教育後援会では、このたびの熊本地震で、震度5以上の地域にお住まいの会員の方々全員にお見舞いの手紙を送りました。そのやりとりの中で一通の手紙が寄せられました。熊本に住む母親から本学3年次生の娘に宛てた手紙で、後援会の総会で紹介され、会場に詰めた6千人近い保護者の心に大きく響いたようです。今号ではその手紙の全文を紹介するとともに、娘が地震発生後帰郷した際に記録したルポを合わせて紹介します。母と娘の絆がうかがえる「親子の手紙」です。

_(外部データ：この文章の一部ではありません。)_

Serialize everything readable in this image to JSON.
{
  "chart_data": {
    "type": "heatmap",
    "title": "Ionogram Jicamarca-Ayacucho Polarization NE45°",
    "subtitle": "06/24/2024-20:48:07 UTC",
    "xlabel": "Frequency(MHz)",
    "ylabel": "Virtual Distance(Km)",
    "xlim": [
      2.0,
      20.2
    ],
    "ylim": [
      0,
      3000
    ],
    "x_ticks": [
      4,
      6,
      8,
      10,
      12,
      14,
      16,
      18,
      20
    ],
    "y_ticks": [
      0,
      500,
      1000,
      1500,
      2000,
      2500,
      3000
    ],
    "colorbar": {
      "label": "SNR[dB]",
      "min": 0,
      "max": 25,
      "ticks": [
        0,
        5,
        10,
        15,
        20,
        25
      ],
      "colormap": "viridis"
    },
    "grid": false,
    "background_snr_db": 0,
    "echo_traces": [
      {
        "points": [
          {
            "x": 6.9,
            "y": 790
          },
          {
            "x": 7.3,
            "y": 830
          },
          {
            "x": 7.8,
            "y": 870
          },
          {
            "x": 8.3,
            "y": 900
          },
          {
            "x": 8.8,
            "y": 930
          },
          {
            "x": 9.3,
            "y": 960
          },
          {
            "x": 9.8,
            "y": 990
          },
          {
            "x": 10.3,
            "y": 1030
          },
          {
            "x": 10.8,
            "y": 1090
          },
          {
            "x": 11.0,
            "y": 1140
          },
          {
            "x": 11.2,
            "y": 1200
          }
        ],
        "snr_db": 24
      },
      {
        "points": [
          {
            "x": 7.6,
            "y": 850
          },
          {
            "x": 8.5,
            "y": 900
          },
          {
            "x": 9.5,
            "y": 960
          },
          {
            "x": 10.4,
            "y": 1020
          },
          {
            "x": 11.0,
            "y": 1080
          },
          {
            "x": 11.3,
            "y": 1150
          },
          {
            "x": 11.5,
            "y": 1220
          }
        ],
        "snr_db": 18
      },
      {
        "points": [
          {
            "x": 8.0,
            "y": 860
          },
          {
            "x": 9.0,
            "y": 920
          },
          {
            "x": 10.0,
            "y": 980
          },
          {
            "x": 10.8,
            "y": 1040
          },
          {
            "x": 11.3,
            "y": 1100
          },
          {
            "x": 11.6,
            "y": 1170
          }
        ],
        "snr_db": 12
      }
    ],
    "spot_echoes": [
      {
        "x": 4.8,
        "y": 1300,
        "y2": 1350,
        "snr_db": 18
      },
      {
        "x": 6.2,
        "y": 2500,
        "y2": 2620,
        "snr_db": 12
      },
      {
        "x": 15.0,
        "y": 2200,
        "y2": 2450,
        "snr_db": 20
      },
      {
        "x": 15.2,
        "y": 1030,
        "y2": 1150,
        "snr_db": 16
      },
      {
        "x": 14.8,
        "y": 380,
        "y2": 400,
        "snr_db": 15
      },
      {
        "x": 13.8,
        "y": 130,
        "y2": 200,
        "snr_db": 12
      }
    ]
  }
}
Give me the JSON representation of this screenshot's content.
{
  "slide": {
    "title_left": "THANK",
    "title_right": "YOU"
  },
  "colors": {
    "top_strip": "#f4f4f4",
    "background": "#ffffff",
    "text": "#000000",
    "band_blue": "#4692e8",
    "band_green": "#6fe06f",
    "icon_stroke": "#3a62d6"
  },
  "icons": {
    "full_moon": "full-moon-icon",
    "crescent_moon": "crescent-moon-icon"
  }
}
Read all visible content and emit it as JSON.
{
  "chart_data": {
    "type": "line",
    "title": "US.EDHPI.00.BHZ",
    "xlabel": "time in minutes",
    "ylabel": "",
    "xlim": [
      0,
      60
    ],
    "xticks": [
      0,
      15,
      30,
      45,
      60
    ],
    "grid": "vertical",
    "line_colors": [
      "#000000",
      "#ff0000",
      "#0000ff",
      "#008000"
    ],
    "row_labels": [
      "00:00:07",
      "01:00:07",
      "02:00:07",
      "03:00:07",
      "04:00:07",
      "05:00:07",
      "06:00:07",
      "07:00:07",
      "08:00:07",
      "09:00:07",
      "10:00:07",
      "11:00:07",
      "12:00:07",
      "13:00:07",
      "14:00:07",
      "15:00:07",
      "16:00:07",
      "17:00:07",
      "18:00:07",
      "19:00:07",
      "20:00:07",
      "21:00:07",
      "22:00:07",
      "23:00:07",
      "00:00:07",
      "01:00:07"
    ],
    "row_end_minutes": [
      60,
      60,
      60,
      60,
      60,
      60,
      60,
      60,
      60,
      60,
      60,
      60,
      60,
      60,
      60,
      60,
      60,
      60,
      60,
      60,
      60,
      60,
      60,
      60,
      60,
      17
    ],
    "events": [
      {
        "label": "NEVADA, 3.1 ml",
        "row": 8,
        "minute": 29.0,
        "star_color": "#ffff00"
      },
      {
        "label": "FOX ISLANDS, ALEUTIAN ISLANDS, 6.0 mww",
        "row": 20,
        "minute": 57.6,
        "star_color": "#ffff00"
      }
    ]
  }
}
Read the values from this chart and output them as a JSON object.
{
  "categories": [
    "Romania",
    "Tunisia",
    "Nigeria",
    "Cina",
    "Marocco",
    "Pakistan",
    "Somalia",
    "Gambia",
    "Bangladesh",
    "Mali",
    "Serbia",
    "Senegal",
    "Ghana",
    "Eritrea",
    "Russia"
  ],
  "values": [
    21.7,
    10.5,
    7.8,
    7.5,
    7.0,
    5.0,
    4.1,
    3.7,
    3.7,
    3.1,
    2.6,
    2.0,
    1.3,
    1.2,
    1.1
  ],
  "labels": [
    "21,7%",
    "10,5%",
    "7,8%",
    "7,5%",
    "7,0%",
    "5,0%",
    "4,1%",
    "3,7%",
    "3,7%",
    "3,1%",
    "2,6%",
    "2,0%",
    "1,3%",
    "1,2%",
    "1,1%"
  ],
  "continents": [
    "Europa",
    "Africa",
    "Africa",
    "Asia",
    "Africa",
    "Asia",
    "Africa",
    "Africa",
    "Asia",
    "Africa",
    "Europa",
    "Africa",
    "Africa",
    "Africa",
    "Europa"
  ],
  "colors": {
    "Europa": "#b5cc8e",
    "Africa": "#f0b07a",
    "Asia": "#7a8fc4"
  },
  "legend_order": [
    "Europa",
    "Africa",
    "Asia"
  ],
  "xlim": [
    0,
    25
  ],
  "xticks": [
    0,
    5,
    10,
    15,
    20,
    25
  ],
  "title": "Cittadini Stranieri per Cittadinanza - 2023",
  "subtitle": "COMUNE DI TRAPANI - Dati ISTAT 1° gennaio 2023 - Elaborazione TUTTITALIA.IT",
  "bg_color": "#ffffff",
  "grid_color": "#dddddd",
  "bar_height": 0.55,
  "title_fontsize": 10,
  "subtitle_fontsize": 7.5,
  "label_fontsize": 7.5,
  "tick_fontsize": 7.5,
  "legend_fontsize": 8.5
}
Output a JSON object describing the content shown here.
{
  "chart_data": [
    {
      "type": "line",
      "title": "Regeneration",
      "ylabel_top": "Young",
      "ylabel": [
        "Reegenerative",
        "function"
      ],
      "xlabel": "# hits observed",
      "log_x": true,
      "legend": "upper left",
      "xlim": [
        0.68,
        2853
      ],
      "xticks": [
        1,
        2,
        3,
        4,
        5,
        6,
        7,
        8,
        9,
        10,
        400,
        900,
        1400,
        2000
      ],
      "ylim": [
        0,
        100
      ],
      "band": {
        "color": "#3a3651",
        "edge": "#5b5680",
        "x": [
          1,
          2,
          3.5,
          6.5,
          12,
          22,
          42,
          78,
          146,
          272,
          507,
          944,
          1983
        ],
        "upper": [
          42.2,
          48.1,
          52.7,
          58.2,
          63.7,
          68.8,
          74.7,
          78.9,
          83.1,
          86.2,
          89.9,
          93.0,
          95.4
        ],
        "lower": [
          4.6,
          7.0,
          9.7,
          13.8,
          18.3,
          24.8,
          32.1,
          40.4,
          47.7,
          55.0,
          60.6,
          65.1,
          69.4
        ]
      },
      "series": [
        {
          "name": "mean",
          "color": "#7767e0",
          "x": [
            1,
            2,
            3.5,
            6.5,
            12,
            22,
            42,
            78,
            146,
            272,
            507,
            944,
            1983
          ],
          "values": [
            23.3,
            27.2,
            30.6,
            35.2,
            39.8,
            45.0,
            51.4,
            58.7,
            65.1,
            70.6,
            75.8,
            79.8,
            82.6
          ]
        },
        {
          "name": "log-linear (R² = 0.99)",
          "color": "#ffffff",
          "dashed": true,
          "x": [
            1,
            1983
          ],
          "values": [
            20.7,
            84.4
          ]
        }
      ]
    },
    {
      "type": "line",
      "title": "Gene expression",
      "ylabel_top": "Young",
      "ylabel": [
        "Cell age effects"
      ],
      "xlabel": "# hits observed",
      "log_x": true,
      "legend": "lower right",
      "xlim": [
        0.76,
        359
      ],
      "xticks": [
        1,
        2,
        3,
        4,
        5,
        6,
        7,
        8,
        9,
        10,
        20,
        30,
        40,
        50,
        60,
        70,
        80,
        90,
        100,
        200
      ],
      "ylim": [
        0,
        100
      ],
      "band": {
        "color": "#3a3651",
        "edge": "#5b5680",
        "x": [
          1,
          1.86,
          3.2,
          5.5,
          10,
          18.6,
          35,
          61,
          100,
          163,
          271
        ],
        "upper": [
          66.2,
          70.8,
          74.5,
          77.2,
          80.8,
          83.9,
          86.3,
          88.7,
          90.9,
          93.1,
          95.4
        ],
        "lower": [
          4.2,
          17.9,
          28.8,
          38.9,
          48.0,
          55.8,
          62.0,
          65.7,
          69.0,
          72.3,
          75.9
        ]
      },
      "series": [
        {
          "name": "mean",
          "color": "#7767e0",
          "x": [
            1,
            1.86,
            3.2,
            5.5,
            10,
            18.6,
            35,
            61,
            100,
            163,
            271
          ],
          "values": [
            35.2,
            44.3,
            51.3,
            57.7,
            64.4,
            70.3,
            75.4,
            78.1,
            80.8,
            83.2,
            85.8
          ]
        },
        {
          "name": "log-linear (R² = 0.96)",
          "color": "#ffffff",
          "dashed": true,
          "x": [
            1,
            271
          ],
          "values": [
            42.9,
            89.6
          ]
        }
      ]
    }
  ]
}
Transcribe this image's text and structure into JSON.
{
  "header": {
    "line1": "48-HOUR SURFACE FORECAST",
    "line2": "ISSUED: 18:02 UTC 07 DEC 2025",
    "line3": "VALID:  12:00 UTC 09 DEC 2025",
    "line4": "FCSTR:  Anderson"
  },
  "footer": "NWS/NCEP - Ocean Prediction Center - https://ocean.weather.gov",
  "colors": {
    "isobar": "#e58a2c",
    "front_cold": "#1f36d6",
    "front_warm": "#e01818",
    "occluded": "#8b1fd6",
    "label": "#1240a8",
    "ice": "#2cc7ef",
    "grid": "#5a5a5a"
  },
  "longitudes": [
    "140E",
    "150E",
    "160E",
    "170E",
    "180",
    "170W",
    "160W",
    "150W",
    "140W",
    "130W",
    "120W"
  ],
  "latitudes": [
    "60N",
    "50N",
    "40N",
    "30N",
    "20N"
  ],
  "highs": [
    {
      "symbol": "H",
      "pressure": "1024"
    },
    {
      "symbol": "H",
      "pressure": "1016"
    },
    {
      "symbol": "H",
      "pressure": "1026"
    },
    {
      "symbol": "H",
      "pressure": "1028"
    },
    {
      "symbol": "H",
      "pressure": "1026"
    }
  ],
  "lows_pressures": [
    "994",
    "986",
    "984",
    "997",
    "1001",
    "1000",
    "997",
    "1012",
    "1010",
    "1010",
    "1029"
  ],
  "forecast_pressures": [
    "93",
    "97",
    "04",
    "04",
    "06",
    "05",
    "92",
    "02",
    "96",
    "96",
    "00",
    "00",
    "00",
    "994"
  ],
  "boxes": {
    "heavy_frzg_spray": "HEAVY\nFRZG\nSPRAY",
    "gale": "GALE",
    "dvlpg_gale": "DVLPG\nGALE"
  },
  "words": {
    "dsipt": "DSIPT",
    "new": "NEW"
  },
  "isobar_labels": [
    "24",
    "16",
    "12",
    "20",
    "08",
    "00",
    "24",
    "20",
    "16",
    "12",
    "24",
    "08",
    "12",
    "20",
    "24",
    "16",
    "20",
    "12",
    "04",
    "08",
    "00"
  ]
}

総会の挨拶で手紙を朗読する芋縄隆史 平成27年度会長

「帰ってくるな」

4月14日午後9時26分。更に16日午前1時25分。ひかるの故郷熊本は、最大震度7の、激しい揺れに襲われました。各地で建物が倒壊し亡くなった方、怪我をした方、熊本の誇りとも言える熊本城までが信じられない姿になっていました。
直後から近所の中学校へ避難し、運動場に停めた車の中で私は、ただただ年老いた父母と老犬を生かす事で精一杯です。現実なのか夢なのかわからないまま次々に襲ってくる余震に怯えながら一夜を過ごしました。そんな中、ひかるから何度もメールやLINEがきて、その度に冷静さをとりもどし気持ちを強く持つ事ができました。
ひかるが熊本に帰ると言ったとき、絶対帰ってくるな!と言いました。こんな危ない所でこんな恐怖を味あわせるなんてとんでもない。そう思ったのです。
けれど、ひかるは妹と一緒に帰ってきました。重たかったろうに、水、食料、着替えなど鞄にパンパンに詰め込んで。あぁ、何で帰ってきたの?と言う気持ちと娘たちの顔を見る事ができた安堵の気持ちが入り混じっていました。
娘たちはメチャクチャになった家の片付けを手伝ってくれたり食事の準備をしてくれたり、疲れ果てた私たちに寄り添ってくれました。ちょっと見ない間に大人びた娘たちにどれだけ助けられた事か。本当にありがとう。
大学へ帰ったら先生方のご指導のもと、全国紙に記事を書かせていただくそうですね。ひかるが目で見た事感じた事、いい記事になるといいですね。
あなたの故郷熊本はまだ困難の最中です。長い年月をかけて立ち直っていくのでしょう。その一助をひかるがになってくれたらうれしいです。
(熊本県熊本市・政策3の母)

私を力づけた母の4文字

平成26年4月、私は大学進学を機に熊本市を離れ大阪で生活を始めた。それから約2年後、平成28年4月14日。その日から、私の家族は「被災者」、そして私の育った大好きなその場所は「被災地」と呼ばれるようになった。
4月14日、午後9時30分。母から電話がかかっていたが、タイミングが悪く出ることができなかった。こちらから何度かけなおしても、電話はつながらない。時間をおいてかけなおそう、と何気なく開いたYahoo!ニュースのトップを見て鳥肌が立った。「熊本で震度7の強い揺れ」。
母は、あの強い揺れの中、震源地が熊本とはまだ知らないまま、自分たちのことより大阪に住む私の安否を気づかって連絡してくれたのだった。5分後、ようやく返信が。「大丈夫だよ。」その文字を見て私は安堵のあまり、道路の端にしゃがみこんで泣いた。
その晩母と祖父母は、近くの中学校で夜を過ごした。「なんかー、こんな、現実、やっぱり、ありだった」スマホの液晶越しの母の言葉と、テレビに映る崩れた熊本城。これが現実なのだと受け止められず、何もできない自分は無力だった。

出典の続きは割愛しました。